The ground-floor installation attempts to capture these integral plays on scale and dimension through a salon-style hanging. By breaking with a more traditional gallery installation, Deborah Jack: 20 Years suggests a domestic interior, perhaps to highlight Jack’s familial lineage evoked in a number of early works. Next to the exhibition text is “little girl lost” (2002), an archival print of a child (perhaps Jack herself) mounted on lined paper. Hand-written phrases wonder about how a paternal grandmother she never knew may have helped her know her own father. Diagonally across the aisle, an image of the same matriarch is revealed from beneath a layer of salt in five shadow boxes that comprise foremothers (2002). United by the dystopian nuclear haze of their orange hue, two landscape photographs flank these lineal reflections; one from the more recent intertidal imaginaries series (2021-) is followed by the earlier Land 02 (2002). These groupings elucidate Jack’s use of photography to treat both the figure and land as subjects, but the installation leaves this viewer adrift, searching for ground amid one low sound pulsating at the edges of audibility, and another of crashing waves that washes over the space.

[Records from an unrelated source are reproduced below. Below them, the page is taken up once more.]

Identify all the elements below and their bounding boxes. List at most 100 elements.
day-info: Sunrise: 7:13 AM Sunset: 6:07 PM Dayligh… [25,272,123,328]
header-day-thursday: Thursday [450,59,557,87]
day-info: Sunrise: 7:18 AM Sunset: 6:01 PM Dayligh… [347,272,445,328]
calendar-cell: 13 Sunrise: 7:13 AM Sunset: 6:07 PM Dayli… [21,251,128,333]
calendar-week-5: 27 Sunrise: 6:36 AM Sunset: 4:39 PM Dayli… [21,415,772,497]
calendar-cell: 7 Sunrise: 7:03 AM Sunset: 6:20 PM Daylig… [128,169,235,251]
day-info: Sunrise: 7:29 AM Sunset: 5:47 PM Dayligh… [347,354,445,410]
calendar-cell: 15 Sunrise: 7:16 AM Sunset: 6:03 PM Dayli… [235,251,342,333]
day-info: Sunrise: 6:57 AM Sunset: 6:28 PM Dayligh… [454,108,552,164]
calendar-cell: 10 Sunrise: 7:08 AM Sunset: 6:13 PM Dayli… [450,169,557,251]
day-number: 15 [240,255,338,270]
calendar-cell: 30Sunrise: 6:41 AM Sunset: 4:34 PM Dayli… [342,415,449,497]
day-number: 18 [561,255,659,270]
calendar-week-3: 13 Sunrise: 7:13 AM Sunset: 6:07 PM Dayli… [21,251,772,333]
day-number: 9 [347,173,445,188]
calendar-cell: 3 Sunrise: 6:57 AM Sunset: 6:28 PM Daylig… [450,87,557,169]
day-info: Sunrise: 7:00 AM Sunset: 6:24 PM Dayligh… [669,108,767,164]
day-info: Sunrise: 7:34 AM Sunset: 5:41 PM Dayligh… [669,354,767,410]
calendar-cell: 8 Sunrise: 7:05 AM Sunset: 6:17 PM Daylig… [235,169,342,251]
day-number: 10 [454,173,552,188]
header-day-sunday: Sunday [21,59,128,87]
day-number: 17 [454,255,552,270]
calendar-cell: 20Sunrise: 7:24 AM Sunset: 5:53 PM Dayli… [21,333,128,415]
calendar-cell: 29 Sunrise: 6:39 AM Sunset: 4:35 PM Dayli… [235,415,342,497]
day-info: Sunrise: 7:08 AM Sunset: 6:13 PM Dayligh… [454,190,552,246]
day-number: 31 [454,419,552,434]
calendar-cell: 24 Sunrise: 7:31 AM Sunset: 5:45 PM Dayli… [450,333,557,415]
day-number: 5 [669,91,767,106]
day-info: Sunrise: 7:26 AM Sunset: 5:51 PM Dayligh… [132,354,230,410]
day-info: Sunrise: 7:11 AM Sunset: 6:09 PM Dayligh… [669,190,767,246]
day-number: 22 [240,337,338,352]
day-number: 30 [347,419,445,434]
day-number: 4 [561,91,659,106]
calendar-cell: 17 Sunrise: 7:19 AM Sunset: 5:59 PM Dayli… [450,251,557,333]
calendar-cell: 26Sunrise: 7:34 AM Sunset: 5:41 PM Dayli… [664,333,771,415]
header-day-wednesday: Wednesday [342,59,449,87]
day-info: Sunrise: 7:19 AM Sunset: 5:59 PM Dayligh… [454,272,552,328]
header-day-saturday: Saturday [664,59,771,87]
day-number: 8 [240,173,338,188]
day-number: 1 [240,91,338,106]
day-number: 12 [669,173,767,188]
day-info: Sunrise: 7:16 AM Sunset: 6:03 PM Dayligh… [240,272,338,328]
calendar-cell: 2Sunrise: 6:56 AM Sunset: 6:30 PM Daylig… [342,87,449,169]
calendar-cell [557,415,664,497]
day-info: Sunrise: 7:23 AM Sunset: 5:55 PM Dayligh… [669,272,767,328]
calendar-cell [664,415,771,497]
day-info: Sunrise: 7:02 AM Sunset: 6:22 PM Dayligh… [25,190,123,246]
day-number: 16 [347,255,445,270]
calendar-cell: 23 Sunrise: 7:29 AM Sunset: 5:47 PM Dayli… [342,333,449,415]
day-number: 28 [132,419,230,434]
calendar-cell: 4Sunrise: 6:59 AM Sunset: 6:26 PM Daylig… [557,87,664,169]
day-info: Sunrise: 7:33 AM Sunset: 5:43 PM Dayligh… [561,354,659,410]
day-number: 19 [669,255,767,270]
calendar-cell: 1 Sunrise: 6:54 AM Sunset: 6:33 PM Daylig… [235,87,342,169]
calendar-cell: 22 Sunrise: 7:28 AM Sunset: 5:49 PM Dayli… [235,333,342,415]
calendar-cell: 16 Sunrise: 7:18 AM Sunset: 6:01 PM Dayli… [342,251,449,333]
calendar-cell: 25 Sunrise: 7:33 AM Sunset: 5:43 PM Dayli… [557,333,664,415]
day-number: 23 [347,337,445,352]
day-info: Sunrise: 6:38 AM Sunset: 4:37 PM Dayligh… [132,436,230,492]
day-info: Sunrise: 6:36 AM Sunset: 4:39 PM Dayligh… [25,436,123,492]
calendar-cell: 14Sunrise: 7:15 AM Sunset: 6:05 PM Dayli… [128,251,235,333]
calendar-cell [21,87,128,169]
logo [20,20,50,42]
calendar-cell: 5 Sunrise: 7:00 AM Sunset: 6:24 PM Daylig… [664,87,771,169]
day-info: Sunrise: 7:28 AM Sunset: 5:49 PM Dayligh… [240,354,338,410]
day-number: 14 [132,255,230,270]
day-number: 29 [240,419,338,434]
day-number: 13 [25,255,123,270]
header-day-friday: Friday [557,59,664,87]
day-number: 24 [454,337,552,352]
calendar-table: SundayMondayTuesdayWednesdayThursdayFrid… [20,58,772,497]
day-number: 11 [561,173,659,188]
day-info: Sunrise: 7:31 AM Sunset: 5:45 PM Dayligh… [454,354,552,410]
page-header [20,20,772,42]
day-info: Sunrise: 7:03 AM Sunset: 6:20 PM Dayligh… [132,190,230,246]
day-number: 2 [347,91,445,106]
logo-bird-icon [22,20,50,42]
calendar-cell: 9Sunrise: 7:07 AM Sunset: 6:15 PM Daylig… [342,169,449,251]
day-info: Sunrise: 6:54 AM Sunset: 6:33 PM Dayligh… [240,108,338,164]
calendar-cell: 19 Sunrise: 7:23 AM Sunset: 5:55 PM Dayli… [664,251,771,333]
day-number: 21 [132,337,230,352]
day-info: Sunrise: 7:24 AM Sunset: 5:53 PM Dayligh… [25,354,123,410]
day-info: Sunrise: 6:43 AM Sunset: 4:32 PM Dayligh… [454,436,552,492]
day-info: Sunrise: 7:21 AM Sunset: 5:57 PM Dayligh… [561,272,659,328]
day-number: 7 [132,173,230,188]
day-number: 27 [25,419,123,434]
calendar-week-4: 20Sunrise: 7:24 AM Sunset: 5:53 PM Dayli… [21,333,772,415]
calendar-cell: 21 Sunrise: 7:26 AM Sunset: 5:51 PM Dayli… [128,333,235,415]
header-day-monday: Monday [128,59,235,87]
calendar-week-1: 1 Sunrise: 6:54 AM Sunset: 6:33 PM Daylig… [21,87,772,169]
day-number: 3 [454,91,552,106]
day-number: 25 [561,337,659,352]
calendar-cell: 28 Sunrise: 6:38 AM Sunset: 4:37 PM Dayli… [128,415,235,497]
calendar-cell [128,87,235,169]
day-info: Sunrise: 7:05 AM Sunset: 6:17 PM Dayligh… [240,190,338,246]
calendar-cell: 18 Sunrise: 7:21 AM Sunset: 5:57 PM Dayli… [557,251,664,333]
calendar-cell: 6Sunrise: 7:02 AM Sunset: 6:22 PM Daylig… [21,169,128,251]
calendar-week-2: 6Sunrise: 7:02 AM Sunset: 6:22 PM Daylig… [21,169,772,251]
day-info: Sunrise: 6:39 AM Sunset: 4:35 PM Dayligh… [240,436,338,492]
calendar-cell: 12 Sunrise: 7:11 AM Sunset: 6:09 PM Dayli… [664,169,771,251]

Where the installation falters, the conceptual rigor and formal finesse of Jack’s work holds. This propulsive rumble is a recording of the Rossby Whistle — a wave that pushes across the Caribbean seafloor, emitting a frequency registered through oscillations in the Earth’s gravitational field. The sound belongs to the 2018 video Drawn by water: Sea Drawings in three acts, Act One: wait/weight on the water. The video picks up the broader motifs of the sea and the hurricane in Jack’s oeuvre. Her motifs connect nature’s destructive potential to the horror of the middle passage and also posit these natural disasters as a means of lamentation and remembrance. Jack reinforces the video’s postcolonial critique with shoreline footage, most from Scheveningen in the Netherlands, not from St. Maarten.

Installation view of Drawn by water: Sea Drawings in three acts, Act One: wait/weight on the water and “bounty II” in Deborah Jack: 20 Years at Pen + Brush, New York

The sound of breaking waves that permeates the main gallery is part of the site-specific SHORE, discovered when one descends to the lower level. The floor is covered with pristine white rock salt. Amid an ambient soundtrack of creaking wood and lapping water, two screens project sepia-toned footage of a ship’s mast, a secluded cove, a boat’s wake (in an inverted shot), and a rocky outcropping. A reflecting pool spans the screens and multiplies the footage above. A second projection worms its way across the back walls, fragmenting footage of a hurricane’s swirling eye shaded an ultramarine blue. This reinstallation of a 2004 work is a spectacular highlight. The dim glow of the projections in a windowless basement gallery creates a meditative space; it invites the viewer to be enveloped by the sound of waves and touch the pebbles of salt that form unstable hills on the floor. 

The larger-than-life SHORE affords the viewer a new perspective on the rest of the exhibition when one climbs the stairs — a new sense of the scale of things, like the play between monument and miniature in “bounty II,” a projection slide that depicts a mountain of salt on the Dutch Caribbean island of Bonaire. Deborah Jack’s work is varied in its aesthetics, media, and subjects, but always commands attentive looking, lest you be caught by a wave unaware.

Deborah Jack: 20 Years continues at Pen + Brush (29 East 22nd Street, Manhattan) through February 19.